Welche Hinweise waren im Indizen-Video noch versteckt?

Es war eine Zeitschrift zu erkennen, die gleich drei Hinweise auf einmal enthalten hat: Erstens lese ich sehr gerne. Und dann war in der Headline zu sehen: "Das 12-Seiten-Interview". Vor genau einer Woche vor zwölf Jahren habe ich mein erstes Album veröffentlicht. Und dann stand dort noch: "Der Dalmatiner ganz ungeschminkt". Wer mich kennt, weiß, dass ich kaum Schminke benutze.

Keiner aus dem prominenten Rateteam hat deinen Namen genannt. Siehst du das als Triumph?

Total!
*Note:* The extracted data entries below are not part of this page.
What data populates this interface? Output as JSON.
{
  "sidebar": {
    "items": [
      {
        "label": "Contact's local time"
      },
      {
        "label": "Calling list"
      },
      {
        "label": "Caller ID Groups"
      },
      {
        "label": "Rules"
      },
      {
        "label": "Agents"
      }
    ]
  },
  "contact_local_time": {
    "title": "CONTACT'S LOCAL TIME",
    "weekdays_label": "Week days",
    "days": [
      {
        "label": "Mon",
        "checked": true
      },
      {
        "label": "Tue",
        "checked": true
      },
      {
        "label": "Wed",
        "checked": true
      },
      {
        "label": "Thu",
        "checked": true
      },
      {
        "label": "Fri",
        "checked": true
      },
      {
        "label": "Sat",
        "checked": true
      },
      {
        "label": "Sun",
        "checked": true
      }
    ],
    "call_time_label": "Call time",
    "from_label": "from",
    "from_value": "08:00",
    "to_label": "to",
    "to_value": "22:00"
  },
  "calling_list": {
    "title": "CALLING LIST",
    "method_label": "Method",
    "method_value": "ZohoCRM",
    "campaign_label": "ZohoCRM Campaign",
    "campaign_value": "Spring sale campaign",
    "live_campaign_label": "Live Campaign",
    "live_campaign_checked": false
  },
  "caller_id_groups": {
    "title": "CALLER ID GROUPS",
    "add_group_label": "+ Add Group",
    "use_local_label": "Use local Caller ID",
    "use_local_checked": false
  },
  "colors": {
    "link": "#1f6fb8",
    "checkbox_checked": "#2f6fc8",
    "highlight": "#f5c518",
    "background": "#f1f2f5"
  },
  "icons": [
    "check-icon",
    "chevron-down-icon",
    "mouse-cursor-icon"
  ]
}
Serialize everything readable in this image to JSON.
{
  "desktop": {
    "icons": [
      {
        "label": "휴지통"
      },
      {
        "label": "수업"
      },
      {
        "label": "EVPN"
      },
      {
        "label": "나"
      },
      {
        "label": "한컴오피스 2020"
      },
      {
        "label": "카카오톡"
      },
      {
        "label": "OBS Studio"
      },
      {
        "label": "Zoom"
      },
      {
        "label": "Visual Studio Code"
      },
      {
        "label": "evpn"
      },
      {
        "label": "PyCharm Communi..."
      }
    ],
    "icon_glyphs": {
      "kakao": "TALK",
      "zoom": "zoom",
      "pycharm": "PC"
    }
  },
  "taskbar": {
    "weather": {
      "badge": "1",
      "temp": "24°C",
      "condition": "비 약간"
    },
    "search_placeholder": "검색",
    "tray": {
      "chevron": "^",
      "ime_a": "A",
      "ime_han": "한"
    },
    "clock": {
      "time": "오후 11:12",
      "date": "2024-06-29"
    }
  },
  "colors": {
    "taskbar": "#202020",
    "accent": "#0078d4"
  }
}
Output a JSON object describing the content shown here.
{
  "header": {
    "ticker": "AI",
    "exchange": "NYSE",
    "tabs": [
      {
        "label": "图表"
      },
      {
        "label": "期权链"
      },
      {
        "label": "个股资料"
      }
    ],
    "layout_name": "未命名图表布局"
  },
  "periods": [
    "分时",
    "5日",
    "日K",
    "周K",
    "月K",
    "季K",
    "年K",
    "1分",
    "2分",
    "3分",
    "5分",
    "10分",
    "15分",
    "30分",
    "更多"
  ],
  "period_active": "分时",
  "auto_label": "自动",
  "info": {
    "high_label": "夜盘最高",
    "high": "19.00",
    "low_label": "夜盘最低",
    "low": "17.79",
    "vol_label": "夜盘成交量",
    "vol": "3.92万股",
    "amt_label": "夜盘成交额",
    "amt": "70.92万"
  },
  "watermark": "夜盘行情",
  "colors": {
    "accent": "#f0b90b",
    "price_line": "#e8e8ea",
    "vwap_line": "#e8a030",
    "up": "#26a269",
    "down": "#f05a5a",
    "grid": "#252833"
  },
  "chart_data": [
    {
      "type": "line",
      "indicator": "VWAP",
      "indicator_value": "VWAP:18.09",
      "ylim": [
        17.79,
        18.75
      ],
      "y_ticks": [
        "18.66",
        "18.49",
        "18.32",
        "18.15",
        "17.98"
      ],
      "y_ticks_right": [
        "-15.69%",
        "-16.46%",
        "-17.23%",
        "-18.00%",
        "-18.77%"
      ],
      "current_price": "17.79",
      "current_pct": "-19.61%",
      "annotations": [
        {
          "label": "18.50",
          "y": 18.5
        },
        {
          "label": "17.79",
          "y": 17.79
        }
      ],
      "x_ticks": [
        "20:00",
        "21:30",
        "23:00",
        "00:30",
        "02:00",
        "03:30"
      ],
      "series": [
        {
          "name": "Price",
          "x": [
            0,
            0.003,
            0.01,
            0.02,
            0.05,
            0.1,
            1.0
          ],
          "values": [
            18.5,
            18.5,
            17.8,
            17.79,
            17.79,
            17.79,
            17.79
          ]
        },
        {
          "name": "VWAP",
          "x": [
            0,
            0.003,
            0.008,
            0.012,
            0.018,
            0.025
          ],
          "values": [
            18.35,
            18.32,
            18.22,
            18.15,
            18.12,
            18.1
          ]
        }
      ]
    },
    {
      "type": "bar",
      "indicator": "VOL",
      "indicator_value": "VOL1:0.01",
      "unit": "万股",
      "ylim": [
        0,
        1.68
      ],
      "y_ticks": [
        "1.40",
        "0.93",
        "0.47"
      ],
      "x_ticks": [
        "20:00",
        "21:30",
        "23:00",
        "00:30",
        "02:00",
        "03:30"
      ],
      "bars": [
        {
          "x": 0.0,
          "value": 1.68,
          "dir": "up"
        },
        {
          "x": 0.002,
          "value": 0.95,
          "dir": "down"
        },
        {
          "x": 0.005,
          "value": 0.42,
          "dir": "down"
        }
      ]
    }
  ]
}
Ich habe mein Ziel erfüllt. Hätte ich meine Stimme nicht verstellt, hätte mich Rea Garvey auch sofort erkannt. Wir waren vor fünf Jahren zusammen auf Tour, haben jeden Abend gemeinsam einen Song gesungen. Das wäre nach dem ersten Ton vorbei gewesen.

"Die Jury hat sich von meinem Charakter, meinem Kostüm blenden lassen"

Du wurdest von Ruth Moschner, Carolin Kebekus und Rea Garvey für Judith Williams oder Désirée Nick gehalten, die beide mehrere Jahrzehnte älter sind als du. Wie stehst du zu diesen Vergleichen?

Ich glaube, die Jury hat sich von meinem Charakter, meinem Kostüm blenden lassen. Und wenn man sich erst einmal eingeschossen hat, hört man auch nicht mehr genau hin. Ich glaube auch, da ich meine Stimme so verstellt habe, konnte man auch mein Alter nicht mehr richtig einschätzen. Und wenn ich diese Namen höre, muss ich nicht beleidigt sein. Heidi Klum ist ja auch genannt worden. Und das ist ein absolutes Kompliment.

ProSieben zeigt "The Masked Singer" immer dienstags um 20.15 Uhr.